« Marx et la poupée » – Maryam Madjidi

marx et la poupéePremiers mots de la 4 ème de couverture : « Depuis le ventre de sa mère, Maryam vit de front les premières heures de la révolution iranienne. Six ans plus tard, elle rejoint avec sa mère son père en exil à Paris. »
Connaître l’exil de la bouche de ceux qui l’on vécu… Un exil et un roman couronné du Goncourt du premier roman ! Double tentation quand on s’intéresse à notre monde!… Non?
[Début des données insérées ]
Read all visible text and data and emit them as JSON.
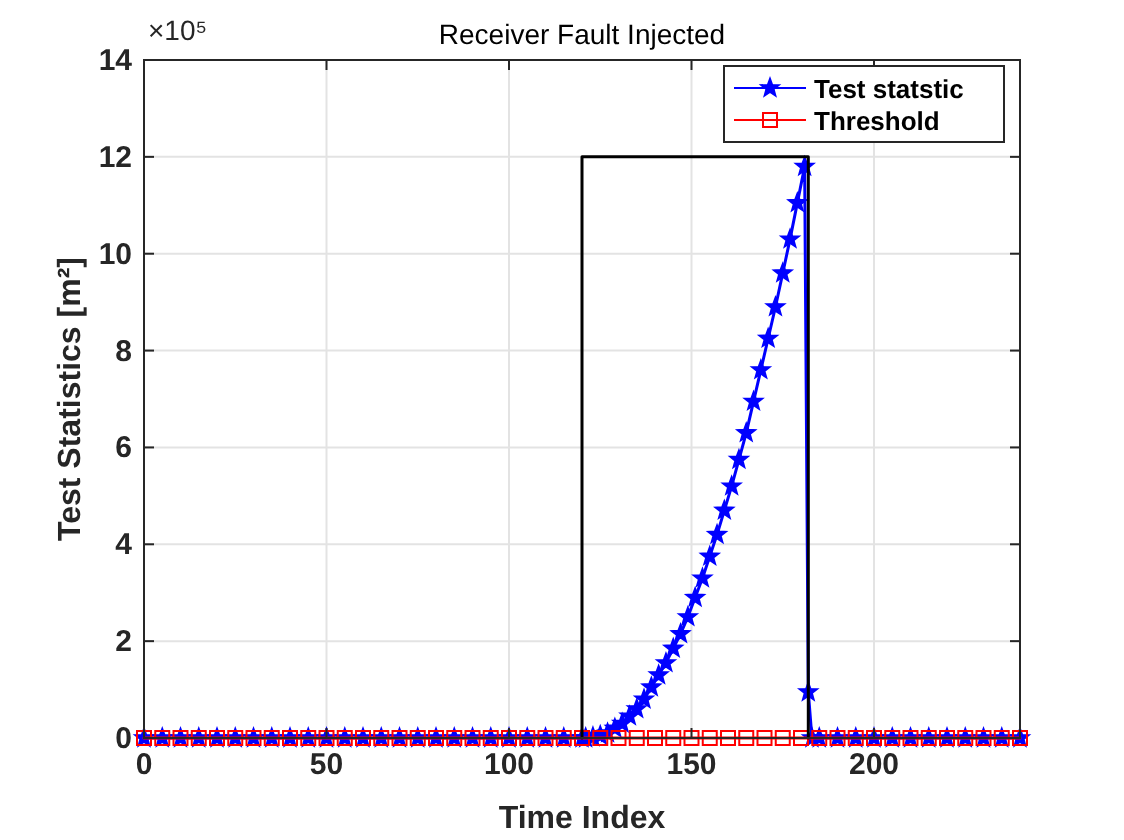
{
  "chart_data": {
    "type": "line",
    "title": "Receiver Fault Injected",
    "xlabel": "Time Index",
    "ylabel": "Test Statistics [m²]",
    "annotations": [
      "×10⁵"
    ],
    "xlim": [
      0,
      240
    ],
    "xticks": [
      0,
      50,
      100,
      150,
      200
    ],
    "ylim": [
      0,
      14
    ],
    "yticks": [
      0,
      2,
      4,
      6,
      8,
      10,
      12,
      14
    ],
    "grid": true,
    "legend": "top right",
    "series": [
      {
        "name": "Test statstic",
        "color": "#0000ff",
        "marker": "star",
        "x": [
          0,
          5,
          10,
          15,
          20,
          25,
          30,
          35,
          40,
          45,
          50,
          55,
          60,
          65,
          70,
          75,
          80,
          85,
          90,
          95,
          100,
          105,
          110,
          115,
          120,
          121,
          123,
          125,
          127,
          129,
          131,
          133,
          135,
          137,
          139,
          141,
          143,
          145,
          147,
          149,
          151,
          153,
          155,
          157,
          159,
          161,
          163,
          165,
          167,
          169,
          171,
          173,
          175,
          177,
          179,
          181,
          182,
          183,
          185,
          190,
          195,
          200,
          205,
          210,
          215,
          220,
          225,
          230,
          235,
          240
        ],
        "values": [
          0,
          0,
          0,
          0,
          0,
          0,
          0,
          0,
          0,
          0,
          0,
          0,
          0,
          0,
          0,
          0,
          0,
          0,
          0,
          0,
          0,
          0,
          0,
          0,
          0,
          0,
          0.02,
          0.05,
          0.1,
          0.2,
          0.3,
          0.45,
          0.6,
          0.8,
          1.05,
          1.3,
          1.55,
          1.85,
          2.15,
          2.5,
          2.9,
          3.3,
          3.75,
          4.2,
          4.7,
          5.2,
          5.75,
          6.3,
          6.95,
          7.6,
          8.25,
          8.9,
          9.6,
          10.3,
          11.05,
          11.8,
          0.95,
          0,
          0,
          0,
          0,
          0,
          0,
          0,
          0,
          0,
          0,
          0,
          0,
          0
        ]
      },
      {
        "name": "Threshold",
        "color": "#ff0000",
        "marker": "square",
        "x": [
          0,
          5,
          10,
          15,
          20,
          25,
          30,
          35,
          40,
          45,
          50,
          55,
          60,
          65,
          70,
          75,
          80,
          85,
          90,
          95,
          100,
          105,
          110,
          115,
          120,
          125,
          130,
          135,
          140,
          145,
          150,
          155,
          160,
          165,
          170,
          175,
          180,
          185,
          190,
          195,
          200,
          205,
          210,
          215,
          220,
          225,
          230,
          235,
          240
        ],
        "values": [
          0,
          0,
          0,
          0,
          0,
          0,
          0,
          0,
          0,
          0,
          0,
          0,
          0,
          0,
          0,
          0,
          0,
          0,
          0,
          0,
          0,
          0,
          0,
          0,
          0,
          0,
          0,
          0,
          0,
          0,
          0,
          0,
          0,
          0,
          0,
          0,
          0,
          0,
          0,
          0,
          0,
          0,
          0,
          0,
          0,
          0,
          0,
          0,
          0
        ]
      },
      {
        "color": "#000000",
        "marker": "none",
        "x": [
          120,
          120,
          182,
          182
        ],
        "values": [
          0,
          12,
          12,
          0
        ]
      }
    ]
  }
}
« Exilés », « Réfugiés »…Ces mots qu’on retrouve régulièrement dans la bouche de nombreux décideurs, et aussi dans celle de l’homme de la rue, soit parce que ce sont des mots de rejet de ces étrangers, porteurs de tous les maux de la création, soit parce que d’autres, bien moins nombreux – en tout cas bien moins vindicatifs, et qu’on entend moins dans les médias et les discours – accompagnent ces exilés afin qu’ils s’insèrent du mieux possible dans notre société.
Maryam a de vagues souvenirs de cette révolution iranienne, qui vit arriver à la tête de l’Iran les ayatollah, leur rigorisme religieux, leurs barbes, leur robes noires et surtout leurs tueurs pourchassant les opposants.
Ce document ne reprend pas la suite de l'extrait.